Her mother was a dollmaker, and it is believed that Walker and her three sisters painted the doll faces. Walker's dolls represent children. They have, according to The Strong National Museum of Play, "distinctive and sweet doll faces that some folk-art specialists suggest resemble the primitive portraiture of 19th century New England artists."

It is not known how many dolls Walker created, or the size of her workshop. Kathy Duncan argues that she probably employed several people to make dolls, including her partner Emeline Whipple, and possibly her aunt and sister. She was, Duncan suggests, "running a small business of some consequence rather than a quaint little cottage industry." Walker's dolls were sold wholesale by E.W. Billings, who advertised them in the 1870s and 1880s in the Providence Evening Bulletin. In 1881, Billings noted that he had "a stock of Miss Walker's cloth dolls this season, their chief merit consisting in their ability to stand rough usage and abandonment serenely."

== Inventing ==
Walker applied for a patent for "a new and valuable Improvement in the manufacture of dolls" on June 12, 1873. She claimed novelty in "the secondary or double stuffing next the external or painted layer, whereby, with a sufficiently soft surface, the tendency of the paint to crack or scale off is obviated." She claimed that a doll manufactured using her patent "is inexpensive, easily kept clean, and not apt to injure a young child which may fall upon it. It will preserve its appearance for a long time, as the soft secondary stuffing under the stockinet or external webbing enables it to give under pressure, so that the oil paint will not scale off. At the same time the inner and more compact stutting prevents ordinary pressure from forcing the surface in to such an extent as to crack the paint."
She received her patent, No. 144,373, on November 4, 1873.

Drawings from Isannah Walker patent US144373

The patent included a description of Walker's manufacturing process:

"In the construction of my doll I usually employ a press...of ordinary construction, provided with upper and lower dies, of suitable shape, to form the front and back of the face, neck, and chest, and sometimes the body of the doll.
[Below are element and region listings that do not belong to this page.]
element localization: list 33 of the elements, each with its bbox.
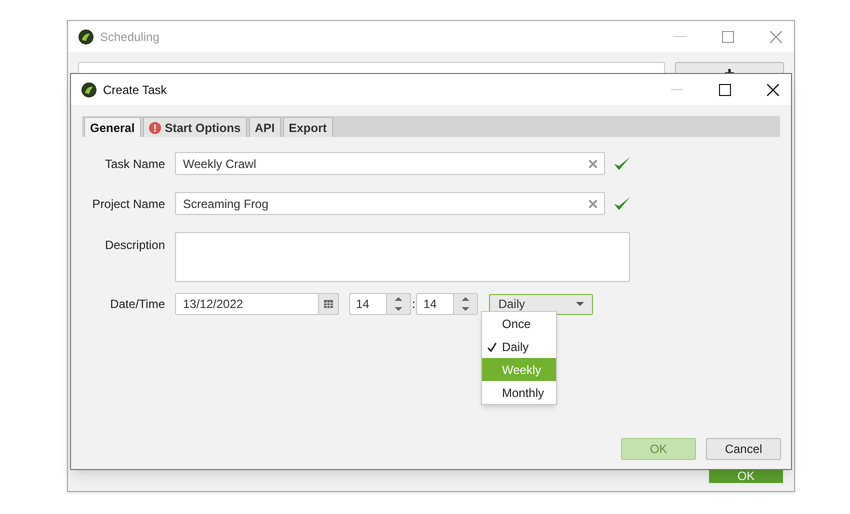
calendar-icon[interactable] xyxy=(324,300,333,308)
clear-icon[interactable] xyxy=(589,160,597,168)
frequency-dropdown[interactable]: Daily xyxy=(489,294,594,314)
field-label: Project Name xyxy=(91,196,166,212)
tab[interactable]: API xyxy=(248,117,281,137)
frog-logo-icon xyxy=(81,82,97,98)
clear-icon[interactable] xyxy=(589,200,597,208)
time-spinner[interactable]: 14 xyxy=(416,293,478,315)
dialog-button[interactable]: Cancel xyxy=(706,438,781,460)
caret-icon xyxy=(576,302,584,306)
window-title: Create Task xyxy=(103,82,168,98)
time-separator: : xyxy=(411,296,416,313)
description-field[interactable] xyxy=(175,232,630,282)
menu-item[interactable]: Once xyxy=(482,312,556,335)
text-field[interactable]: Screaming Frog xyxy=(175,192,605,215)
frog-logo-icon xyxy=(78,28,94,44)
menu-item[interactable]: Daily xyxy=(482,335,556,358)
tab[interactable]: Export xyxy=(282,117,333,137)
field-label: Task Name xyxy=(104,156,166,172)
menu-item[interactable]: Monthly xyxy=(482,381,556,404)
time-spinner[interactable]: 14 xyxy=(349,293,411,315)
tab[interactable]: Start Options xyxy=(142,117,247,137)
checkmark-icon xyxy=(613,196,631,212)
window-title: Scheduling xyxy=(100,28,160,46)
date-field[interactable]: 13/12/2022 xyxy=(175,293,339,315)
close-icon[interactable] xyxy=(767,84,779,96)
checkmark-icon xyxy=(613,156,631,172)
text-field[interactable]: Weekly Crawl xyxy=(175,152,605,175)
maximize-icon[interactable] xyxy=(719,84,731,96)
tab[interactable]: General xyxy=(84,117,141,137)
field-label: Description xyxy=(104,237,166,254)
check-icon xyxy=(487,342,497,352)
field-label: Date/Time xyxy=(109,296,166,313)
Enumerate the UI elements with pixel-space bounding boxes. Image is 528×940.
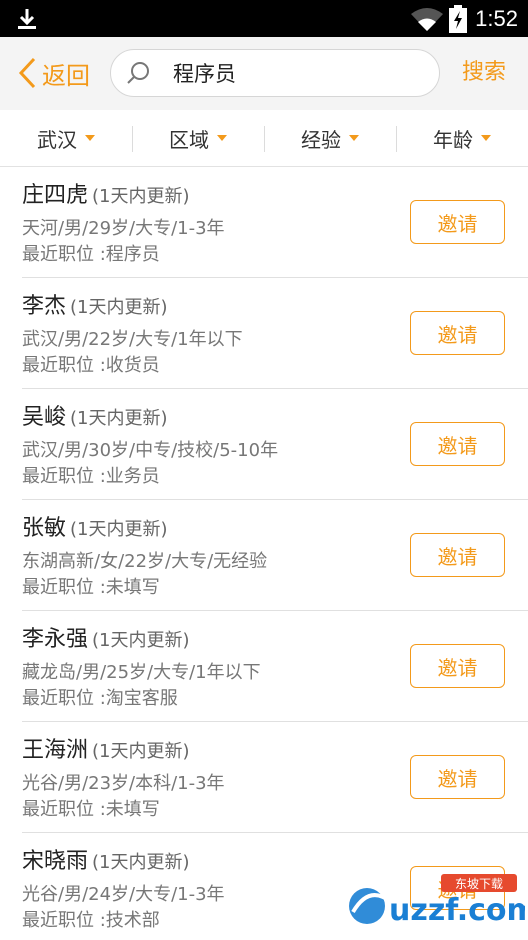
candidate-position: 最近职位 :未填写 (22, 799, 160, 820)
invite-button[interactable]: 邀请 (410, 311, 505, 355)
caret-down-icon (481, 135, 491, 141)
candidate-list: 庄四虎 (1天内更新) 天河/男/29岁/大专/1-3年 最近职位 :程序员 邀请… (0, 167, 528, 940)
invite-button[interactable]: 邀请 (410, 533, 505, 577)
candidate-row[interactable]: 张敏 (1天内更新) 东湖高新/女/22岁/大专/无经验 最近职位 :未填写 邀请 (22, 500, 528, 611)
candidate-position: 最近职位 :技术部 (22, 910, 160, 931)
candidate-name-line: 张敏 (1天内更新) (22, 510, 168, 542)
update-status: (1天内更新) (70, 519, 168, 540)
candidate-name: 李杰 (22, 294, 67, 319)
candidate-row[interactable]: 李杰 (1天内更新) 武汉/男/22岁/大专/1年以下 最近职位 :收货员 邀请 (22, 278, 528, 389)
search-box[interactable] (110, 49, 440, 97)
candidate-row[interactable]: 庄四虎 (1天内更新) 天河/男/29岁/大专/1-3年 最近职位 :程序员 邀请 (22, 167, 528, 278)
search-input[interactable] (173, 61, 413, 85)
candidate-name-line: 庄四虎 (1天内更新) (22, 177, 190, 209)
candidate-name-line: 李杰 (1天内更新) (22, 288, 168, 320)
back-button[interactable]: 返回 (16, 53, 90, 93)
invite-button[interactable]: 邀请 (410, 200, 505, 244)
candidate-name-line: 王海洲 (1天内更新) (22, 732, 190, 764)
update-status: (1天内更新) (92, 741, 190, 762)
watermark-text: uzzf.com (389, 893, 525, 928)
download-icon (18, 9, 36, 29)
candidate-name-line: 李永强 (1天内更新) (22, 621, 190, 653)
candidate-info: 天河/男/29岁/大专/1-3年 (22, 218, 225, 239)
candidate-row[interactable]: 李永强 (1天内更新) 藏龙岛/男/25岁/大专/1年以下 最近职位 :淘宝客服 … (22, 611, 528, 722)
candidate-name-line: 宋晓雨 (1天内更新) (22, 843, 190, 875)
candidate-info: 藏龙岛/男/25岁/大专/1年以下 (22, 662, 261, 683)
watermark-badge: 东坡下载 (455, 877, 503, 891)
watermark-logo: 东坡下载 uzzf.com (349, 874, 525, 928)
search-button[interactable]: 搜索 (462, 53, 506, 93)
candidate-name-line: 吴峻 (1天内更新) (22, 399, 168, 431)
caret-down-icon (217, 135, 227, 141)
filter-label: 区域 (169, 127, 209, 152)
update-status: (1天内更新) (92, 852, 190, 873)
candidate-info: 武汉/男/30岁/中专/技校/5-10年 (22, 440, 279, 461)
candidate-position: 最近职位 :未填写 (22, 577, 160, 598)
filter-label: 武汉 (37, 127, 77, 152)
filter-bar: 武汉 区域 经验 年龄 (0, 110, 528, 167)
candidate-name: 李永强 (22, 627, 89, 652)
filter-experience[interactable]: 经验 (264, 110, 396, 166)
invite-button[interactable]: 邀请 (410, 755, 505, 799)
search-header: 返回 搜索 (0, 37, 528, 110)
invite-button[interactable]: 邀请 (410, 644, 505, 688)
filter-district[interactable]: 区域 (132, 110, 264, 166)
candidate-position: 最近职位 :淘宝客服 (22, 688, 178, 709)
candidate-position: 最近职位 :业务员 (22, 466, 160, 487)
candidate-position: 最近职位 :收货员 (22, 355, 160, 376)
update-status: (1天内更新) (70, 297, 168, 318)
candidate-position: 最近职位 :程序员 (22, 244, 160, 265)
candidate-row[interactable]: 王海洲 (1天内更新) 光谷/男/23岁/本科/1-3年 最近职位 :未填写 邀请 (22, 722, 528, 833)
wifi-icon (411, 8, 443, 31)
chevron-left-icon (18, 57, 36, 89)
filter-city[interactable]: 武汉 (0, 110, 132, 166)
candidate-info: 光谷/男/24岁/大专/1-3年 (22, 884, 225, 905)
filter-label: 经验 (301, 127, 341, 152)
back-label: 返回 (42, 61, 90, 90)
candidate-name: 宋晓雨 (22, 849, 89, 874)
filter-label: 年龄 (433, 127, 473, 152)
search-icon (127, 62, 149, 84)
candidate-info: 光谷/男/23岁/本科/1-3年 (22, 773, 225, 794)
caret-down-icon (349, 135, 359, 141)
candidate-name: 王海洲 (22, 738, 89, 763)
status-time: 1:52 (475, 6, 518, 31)
update-status: (1天内更新) (70, 408, 168, 429)
candidate-row[interactable]: 吴峻 (1天内更新) 武汉/男/30岁/中专/技校/5-10年 最近职位 :业务员… (22, 389, 528, 500)
battery-charging-icon (449, 5, 467, 33)
update-status: (1天内更新) (92, 630, 190, 651)
candidate-info: 武汉/男/22岁/大专/1年以下 (22, 329, 243, 350)
filter-age[interactable]: 年龄 (396, 110, 528, 166)
update-status: (1天内更新) (92, 186, 190, 207)
candidate-name: 庄四虎 (22, 183, 89, 208)
caret-down-icon (85, 135, 95, 141)
candidate-name: 吴峻 (22, 405, 67, 430)
candidate-info: 东湖高新/女/22岁/大专/无经验 (22, 551, 268, 572)
status-bar: 1:52 (0, 0, 528, 37)
candidate-name: 张敏 (22, 516, 67, 541)
invite-button[interactable]: 邀请 (410, 422, 505, 466)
In the dies I place several thicknesses of cotton or other cheap cloth, treated with glue or paste, so that they will adhere together and hold the shape impressed upon them by the dies. When these cloth forms are dry a layer of cotton batting or other soft filling is carefully laid over them...and then, in tuern, covered with an external layer of stockinet or similar webbing. The latter is then fastened to the features of the cloth forms by stiches or paste, and they are then placed again in the press.

After they are taken from the press the forms are filled with hair, cotton, or other stuffing, and a piece of wood having been centrally and longitudinally laid between the two for stiffening the outer webbing, they are tightly pressed together and secured by sewing, pasting or gluing the edges to each other. The finishing is then done by painting the face and other parts neatly with oil-paint."

== Recognition ==
Izannah Walker dolls are considered collector's items. One of the dolls sold at auction in 2022 for $62,000. Prices for other Walker dolls at the same auction ranged between $20,000 and $25,000.

The United States Postal Service included an Izannah Walker doll as one of the fifteen Classic American Dolls on a set of 32-cent stamps issued July 28, 1997, in Anaheim, California.